Even the world’s best athletes do not do their sport all of the time, week in and week out. I’ve been watching the Instagram stories of Mattie Rogers, who is an elite Olympic weightlifter, and she hasn’t lifted in like a month. Just yesterday she story’d that she’d been cleared by her trainer to squat — but only 100 pounds, which is extremely light for someone like her. Sometimes they’re injured and taking time to rehab, but usually they’re just taking time off to rest or cross-train or hike and surf after intense training cycles. Doing the same thing all the time at the intensity required to, say, maintain your half-marathon time and distance all of the time, yields injuries and burnout. You can’t wake Simone Biles and Kerri Walsh in the middle of the night any day of the year and expect Olympic performance. They are probably still lying on beaches right now. It is not fitness to push yourself to the max constantly with no end in sight.

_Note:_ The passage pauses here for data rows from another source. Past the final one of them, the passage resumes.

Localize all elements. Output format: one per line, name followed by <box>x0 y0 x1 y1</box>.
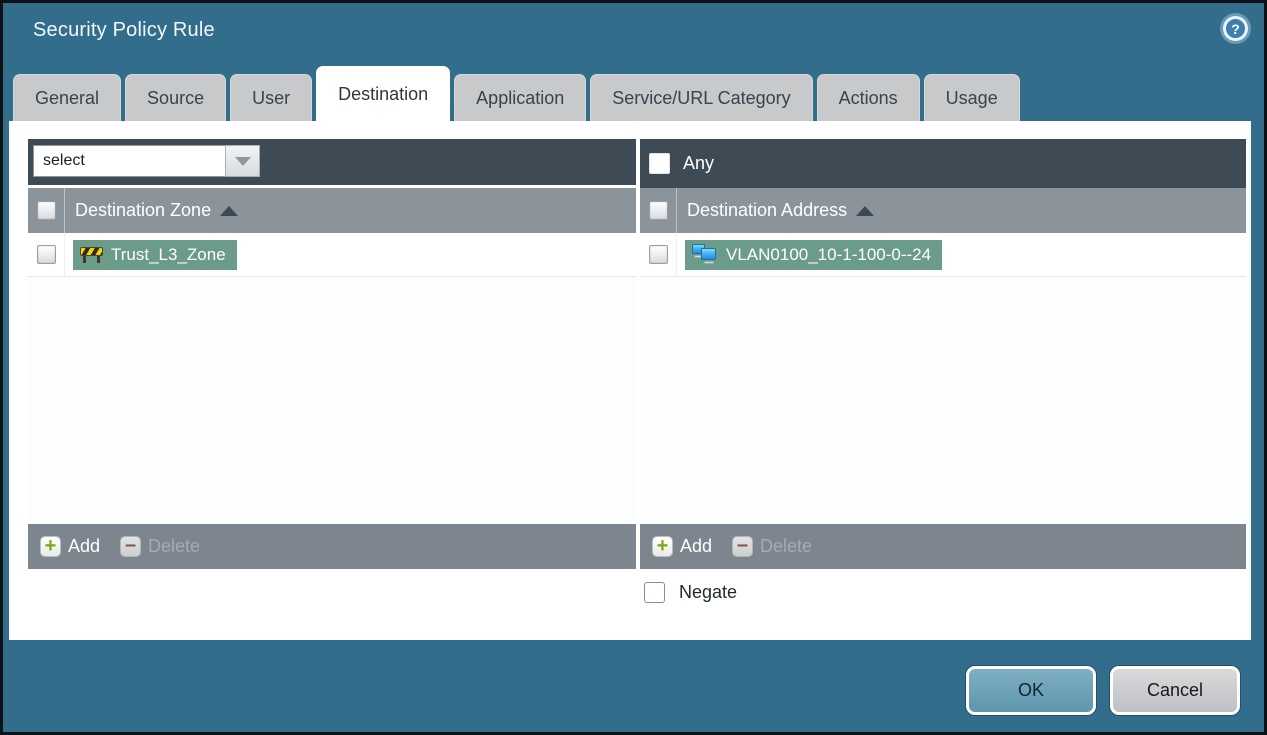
tab-actions[interactable]: Actions <box>816 74 920 121</box>
network-address-icon <box>692 244 718 265</box>
minus-icon <box>120 536 142 557</box>
security-policy-rule-dialog: Security Policy Rule General Source User… <box>0 0 1267 735</box>
zone-row[interactable]: Trust_L3_Zone <box>28 233 636 277</box>
chevron-down-icon <box>234 156 251 166</box>
negate-label: Negate <box>679 582 738 602</box>
any-label: Any <box>683 153 715 173</box>
zone-barrier-icon <box>80 246 103 263</box>
address-item-vlan0100[interactable]: VLAN0100_10-1-100-0--24 <box>685 239 943 270</box>
zone-column-header-label[interactable]: Destination Zone <box>65 188 239 233</box>
zone-select-bar <box>28 139 636 185</box>
zone-add-button[interactable]: Add <box>40 536 100 557</box>
address-footer-bar: Add Delete <box>640 524 1246 569</box>
address-select-all-checkbox[interactable] <box>648 201 668 220</box>
address-column-header-label[interactable]: Destination Address <box>677 188 875 233</box>
negate-checkbox[interactable] <box>644 582 665 603</box>
address-row[interactable]: VLAN0100_10-1-100-0--24 <box>640 233 1246 277</box>
zone-select-control <box>33 145 260 177</box>
address-list: VLAN0100_10-1-100-0--24 <box>640 233 1246 524</box>
tab-source[interactable]: Source <box>125 74 227 121</box>
any-checkbox[interactable] <box>649 153 670 174</box>
zone-select-input[interactable] <box>33 145 225 177</box>
zone-select-dropdown-button[interactable] <box>225 145 260 177</box>
zone-select-all-checkbox[interactable] <box>36 201 56 220</box>
destination-zone-panel: Destination Zone Trust_L3_Zone <box>28 139 636 569</box>
tab-bar: General Source User Destination Applicat… <box>13 66 1020 121</box>
zone-column-header: Destination Zone <box>28 188 636 233</box>
address-column-header: Destination Address <box>640 188 1246 233</box>
plus-icon <box>40 536 61 557</box>
tab-application[interactable]: Application <box>454 74 587 121</box>
zone-item-trust-l3-zone[interactable]: Trust_L3_Zone <box>73 239 237 270</box>
tab-service-url-category[interactable]: Service/URL Category <box>590 74 813 121</box>
dialog-title: Security Policy Rule <box>33 19 215 41</box>
zone-footer-bar: Add Delete <box>28 524 636 569</box>
sort-ascending-icon <box>856 205 875 216</box>
zone-delete-button[interactable]: Delete <box>120 536 200 557</box>
zone-row-checkbox[interactable] <box>36 245 56 264</box>
plus-icon <box>652 536 673 557</box>
negate-control: Negate <box>644 582 737 603</box>
cancel-button[interactable]: Cancel <box>1110 666 1240 715</box>
minus-icon <box>732 536 754 557</box>
sort-ascending-icon <box>220 205 239 216</box>
address-any-bar: Any <box>640 139 1246 188</box>
destination-address-panel: Any Destination Address VLAN0100_10-1-10… <box>640 139 1246 569</box>
tab-destination[interactable]: Destination <box>316 66 451 121</box>
tab-user[interactable]: User <box>230 74 313 121</box>
help-icon[interactable] <box>1223 16 1248 41</box>
zone-list: Trust_L3_Zone <box>28 233 636 524</box>
ok-button[interactable]: OK <box>966 666 1096 715</box>
address-add-button[interactable]: Add <box>652 536 712 557</box>
tab-general[interactable]: General <box>13 74 122 121</box>
tab-usage[interactable]: Usage <box>923 74 1020 121</box>
address-delete-button[interactable]: Delete <box>732 536 812 557</box>
address-row-checkbox[interactable] <box>648 245 668 264</box>
destination-tab-content: Destination Zone Trust_L3_Zone <box>9 121 1251 640</box>
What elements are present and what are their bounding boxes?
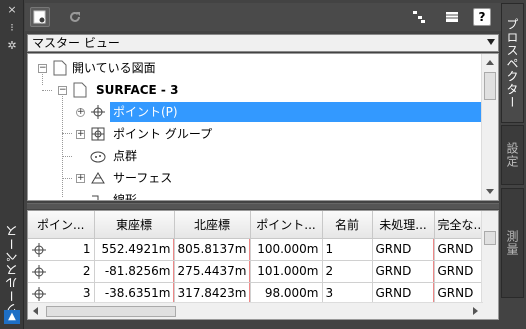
scroll-down-icon[interactable] — [486, 189, 494, 194]
collapse-icon[interactable]: − — [58, 86, 67, 95]
cell-easting[interactable]: -38.6351m — [94, 282, 175, 305]
expand-icon[interactable]: + — [76, 174, 85, 183]
tree-item-point-clouds[interactable]: 点群 — [28, 146, 483, 166]
pane-splitter[interactable] — [27, 203, 499, 209]
tree-item-label: 開いている図面 — [72, 61, 156, 75]
column-header-northing[interactable]: 北座標 — [174, 211, 251, 239]
column-header-raw-description[interactable]: 未処理... — [372, 211, 435, 239]
column-header-name[interactable]: 名前 — [322, 211, 373, 239]
cell-northing[interactable]: 805.8137m — [174, 238, 251, 261]
cell-raw-description[interactable]: GRND — [372, 238, 435, 261]
cell-northing[interactable]: 317.8423m — [174, 282, 251, 305]
point-list-grid: ポイン... 東座標 北座標 ポイント... 名前 未処理... 完全な... … — [27, 210, 499, 320]
grid-vertical-scrollbar[interactable] — [481, 211, 498, 319]
view-select[interactable]: マスター ビュー — [27, 34, 499, 52]
point-icon — [32, 242, 46, 257]
document-icon — [73, 82, 87, 98]
tree-item-label: 点群 — [113, 149, 138, 163]
point-group-icon — [91, 127, 105, 141]
tree-item-label: SURFACE - 3 — [96, 83, 179, 97]
scroll-thumb[interactable] — [484, 231, 496, 245]
help-icon[interactable]: ? — [473, 8, 491, 26]
surface-icon — [91, 172, 105, 184]
point-icon — [32, 264, 46, 279]
tree-item-label: ポイント グループ — [113, 127, 213, 141]
column-header-elevation[interactable]: ポイント... — [250, 211, 323, 239]
cell-elevation[interactable]: 98.000m — [250, 282, 323, 305]
tree-item-point-groups[interactable]: + ポイント グループ — [28, 124, 483, 144]
scroll-left-icon[interactable] — [33, 307, 38, 315]
chevron-down-icon[interactable] — [487, 39, 495, 45]
expand-icon[interactable]: + — [76, 108, 85, 117]
close-icon[interactable]: × — [4, 3, 20, 17]
tree-item-open-drawings[interactable]: − 開いている図面 — [28, 58, 483, 78]
tab-prospector[interactable]: プロスペクター — [501, 3, 524, 123]
grid-horizontal-scrollbar[interactable] — [28, 302, 483, 319]
cell-name[interactable]: 1 — [322, 238, 373, 261]
table-header-row: ポイン... 東座標 北座標 ポイント... 名前 未処理... 完全な... — [28, 211, 489, 239]
app-logo-icon: ▲ — [4, 310, 20, 324]
palette-title-bar: × ⁝ ✲ ツールスペース ▲ — [0, 0, 24, 329]
column-header-point-number[interactable]: ポイン... — [28, 211, 95, 239]
tree-item-surfaces[interactable]: + サーフェス — [28, 168, 483, 188]
point-icon — [32, 286, 46, 301]
point-cloud-icon — [90, 151, 106, 163]
cell-easting[interactable]: 552.4921m — [94, 238, 175, 261]
cell-text: 2 — [82, 264, 91, 278]
table-row[interactable]: 3 -38.6351m 317.8423m 98.000m 3 GRND GRN… — [28, 282, 489, 305]
tree-item-points[interactable]: + ポイント(P) — [28, 102, 483, 122]
expand-icon[interactable]: + — [76, 130, 85, 139]
cell-elevation[interactable]: 100.000m — [250, 238, 323, 261]
toolspace-window: × ⁝ ✲ ツールスペース ▲ ? マスター ビュー − 開いている図面 − S… — [0, 0, 526, 329]
cell-point-number[interactable]: 1 — [28, 238, 95, 261]
table-view-icon[interactable] — [442, 7, 462, 27]
tree-item-drawing[interactable]: − SURFACE - 3 — [28, 80, 483, 100]
document-icon — [53, 60, 67, 76]
prospector-tree: − 開いている図面 − SURFACE - 3 + ポイント(P) + ポイント… — [27, 53, 499, 201]
cell-text: 3 — [82, 286, 91, 300]
pin-icon[interactable]: ⁝ — [4, 21, 20, 35]
collapse-icon[interactable]: − — [38, 64, 47, 73]
tree-item-alignments[interactable]: 線形 — [28, 190, 483, 201]
scroll-right-icon[interactable] — [473, 307, 478, 315]
prospector-view-icon[interactable] — [30, 7, 50, 27]
settings-icon[interactable]: ✲ — [4, 39, 20, 53]
point-icon — [91, 105, 105, 119]
tree-scrollbar[interactable] — [481, 54, 498, 200]
cell-easting[interactable]: -81.8256m — [94, 260, 175, 283]
tab-survey[interactable]: 測量 — [501, 188, 524, 298]
scroll-thumb[interactable] — [484, 72, 496, 100]
cell-text: 1 — [82, 242, 91, 256]
toolbar: ? — [25, 3, 501, 31]
table-row[interactable]: 2 -81.8256m 275.4437m 101.000m 2 GRND GR… — [28, 260, 489, 283]
palette-title: ツールスペース — [5, 224, 19, 315]
cell-point-number[interactable]: 3 — [28, 282, 95, 305]
cell-raw-description[interactable]: GRND — [372, 260, 435, 283]
cell-elevation[interactable]: 101.000m — [250, 260, 323, 283]
tree-item-label: ポイント(P) — [110, 102, 483, 122]
cell-name[interactable]: 3 — [322, 282, 373, 305]
cell-name[interactable]: 2 — [322, 260, 373, 283]
cell-raw-description[interactable]: GRND — [372, 282, 435, 305]
tree-item-label: 線形 — [113, 193, 138, 201]
column-header-easting[interactable]: 東座標 — [94, 211, 175, 239]
scroll-up-icon[interactable] — [486, 60, 494, 65]
tab-settings[interactable]: 設定 — [501, 125, 524, 185]
alignment-icon — [92, 195, 99, 200]
view-select-value: マスター ビュー — [32, 36, 120, 50]
cell-point-number[interactable]: 2 — [28, 260, 95, 283]
cell-northing[interactable]: 275.4437m — [174, 260, 251, 283]
tree-item-label: サーフェス — [113, 171, 173, 185]
table-row[interactable]: 1 552.4921m 805.8137m 100.000m 1 GRND GR… — [28, 238, 489, 261]
refresh-icon[interactable] — [65, 7, 85, 27]
scroll-thumb[interactable] — [46, 306, 176, 317]
points-table: ポイン... 東座標 北座標 ポイント... 名前 未処理... 完全な... … — [28, 211, 489, 305]
item-list-icon[interactable] — [409, 7, 429, 27]
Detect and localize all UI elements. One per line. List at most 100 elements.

It would be really good for you to take some time off from your normal workout, or at least scale it back, and try something else, if you’ve been into it for a while. I’m not telling you to give up cardio (even though I think you should be open to that possibility : — ) ), or even to stop it entirely. But if you want to build strength, devoting real time and attention to it will not only yield the best results, but it will be healthy for you to see that you can leave aside your current preferred method of training, come back to it, and regain your competency at it, and maybe even do it better once you’re stronger.